In the days before its death, the cow showed no signs of being sick. The tongue and udder looked like they had been cut with precision — not ripped as a predator would do.
"I reached out to everybody I know to try to get an explanation," Meagher County Sheriff Jon Lopp said. "Everybody's got a theory — from insects to UFOs. I've actually read a lot about it. I'm still as confused as I was when I started."
Though this incident was the first time Lopp has seen a cow mutilated in such a strange manner, it's been going on elsewhere for decades.

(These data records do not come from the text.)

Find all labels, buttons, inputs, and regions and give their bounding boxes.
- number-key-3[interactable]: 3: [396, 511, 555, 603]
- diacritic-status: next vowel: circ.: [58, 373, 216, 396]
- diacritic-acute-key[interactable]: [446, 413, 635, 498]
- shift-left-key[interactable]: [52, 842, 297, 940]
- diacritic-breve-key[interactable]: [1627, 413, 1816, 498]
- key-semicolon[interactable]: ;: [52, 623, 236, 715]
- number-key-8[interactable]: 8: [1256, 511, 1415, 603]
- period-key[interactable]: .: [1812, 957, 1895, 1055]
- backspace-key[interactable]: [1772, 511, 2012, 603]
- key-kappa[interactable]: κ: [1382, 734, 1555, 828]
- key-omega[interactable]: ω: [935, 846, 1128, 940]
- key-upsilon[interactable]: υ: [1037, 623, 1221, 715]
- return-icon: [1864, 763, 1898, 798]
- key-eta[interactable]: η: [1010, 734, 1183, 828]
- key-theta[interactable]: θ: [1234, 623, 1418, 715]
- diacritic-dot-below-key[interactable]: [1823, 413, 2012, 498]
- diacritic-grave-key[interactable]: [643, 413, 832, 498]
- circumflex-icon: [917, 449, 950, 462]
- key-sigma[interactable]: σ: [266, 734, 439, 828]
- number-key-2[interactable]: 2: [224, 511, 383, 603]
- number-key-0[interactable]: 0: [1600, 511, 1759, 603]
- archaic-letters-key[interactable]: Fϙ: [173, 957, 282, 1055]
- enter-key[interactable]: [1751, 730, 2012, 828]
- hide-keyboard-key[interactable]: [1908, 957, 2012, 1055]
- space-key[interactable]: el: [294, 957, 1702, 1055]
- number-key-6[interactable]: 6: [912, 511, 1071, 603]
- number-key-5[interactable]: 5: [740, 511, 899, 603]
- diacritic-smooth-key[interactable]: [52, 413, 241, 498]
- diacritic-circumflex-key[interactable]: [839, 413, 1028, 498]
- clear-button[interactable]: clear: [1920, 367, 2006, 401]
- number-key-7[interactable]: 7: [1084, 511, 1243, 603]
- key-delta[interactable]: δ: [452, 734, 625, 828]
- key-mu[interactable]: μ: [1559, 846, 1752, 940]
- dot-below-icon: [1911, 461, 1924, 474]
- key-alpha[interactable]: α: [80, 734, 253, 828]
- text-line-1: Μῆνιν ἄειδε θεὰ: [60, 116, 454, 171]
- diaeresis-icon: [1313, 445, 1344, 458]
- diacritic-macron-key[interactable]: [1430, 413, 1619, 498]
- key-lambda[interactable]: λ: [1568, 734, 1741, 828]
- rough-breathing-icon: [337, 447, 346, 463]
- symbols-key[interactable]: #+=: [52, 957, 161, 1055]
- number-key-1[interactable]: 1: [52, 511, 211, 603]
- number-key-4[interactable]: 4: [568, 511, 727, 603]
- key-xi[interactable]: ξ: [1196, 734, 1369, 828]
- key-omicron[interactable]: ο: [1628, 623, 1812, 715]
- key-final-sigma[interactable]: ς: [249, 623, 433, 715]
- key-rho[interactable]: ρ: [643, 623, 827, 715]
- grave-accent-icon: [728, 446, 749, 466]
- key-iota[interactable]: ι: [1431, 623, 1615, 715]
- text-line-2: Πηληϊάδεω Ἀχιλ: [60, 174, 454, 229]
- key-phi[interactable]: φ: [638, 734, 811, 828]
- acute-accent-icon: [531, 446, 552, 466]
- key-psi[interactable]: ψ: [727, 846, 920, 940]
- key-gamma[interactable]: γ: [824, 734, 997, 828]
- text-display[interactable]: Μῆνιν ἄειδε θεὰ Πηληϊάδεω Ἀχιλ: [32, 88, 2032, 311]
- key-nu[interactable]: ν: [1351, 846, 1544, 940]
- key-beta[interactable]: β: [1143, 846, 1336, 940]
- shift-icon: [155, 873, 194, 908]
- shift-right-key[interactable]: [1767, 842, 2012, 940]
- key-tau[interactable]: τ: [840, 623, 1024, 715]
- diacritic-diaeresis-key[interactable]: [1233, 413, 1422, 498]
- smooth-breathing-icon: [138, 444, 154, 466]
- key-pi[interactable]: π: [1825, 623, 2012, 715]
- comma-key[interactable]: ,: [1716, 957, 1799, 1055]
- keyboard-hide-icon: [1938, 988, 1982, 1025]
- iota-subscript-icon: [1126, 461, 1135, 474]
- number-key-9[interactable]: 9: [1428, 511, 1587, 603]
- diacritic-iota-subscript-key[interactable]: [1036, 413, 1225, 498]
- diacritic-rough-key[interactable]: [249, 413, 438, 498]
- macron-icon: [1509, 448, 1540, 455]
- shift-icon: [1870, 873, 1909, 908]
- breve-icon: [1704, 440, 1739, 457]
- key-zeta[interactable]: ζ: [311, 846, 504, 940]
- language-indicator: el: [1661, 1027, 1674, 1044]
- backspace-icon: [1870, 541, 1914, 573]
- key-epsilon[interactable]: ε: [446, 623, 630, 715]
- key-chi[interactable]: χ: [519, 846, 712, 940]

In England, accounts of mutilated cows, horses and goats date back to the late 19th and early 20th centuries. The first reports in America surfaced in Pennsylvania and Kansas in the 1960s.
Montana's first known similar incident was a Sand Coulee steer in late August 1974. By December 1977, sheriff's deputies had investigated 67 mutilation cases in Cascade, Judith Basin, Chouteau, Teton and Pondera counties.
The hallmarks of these incidents are the almost surgically precise removal of reproductive organs, udders, anuses, teats and tongues with very little bleeding. Flesh around the jaw often is removed, exposing the mandible. Sometimes, internal organs are removed with no obvious points of entry.
Lopp found no human or animal tracks around the dead cow, and no signs of a struggle — just like in the other mutilated cow cases. However, the ground was hard when the cow was discovered in late October, and there was no snow on the ground.
After asking around, Lopp learned of another Meagher County rancher who several years ago had three cows die in a similar fashion within a few months of each other.
Over the years, explanations have included the legendary Chupacabra, extraterrestrials, secretive government programs and satanic cults.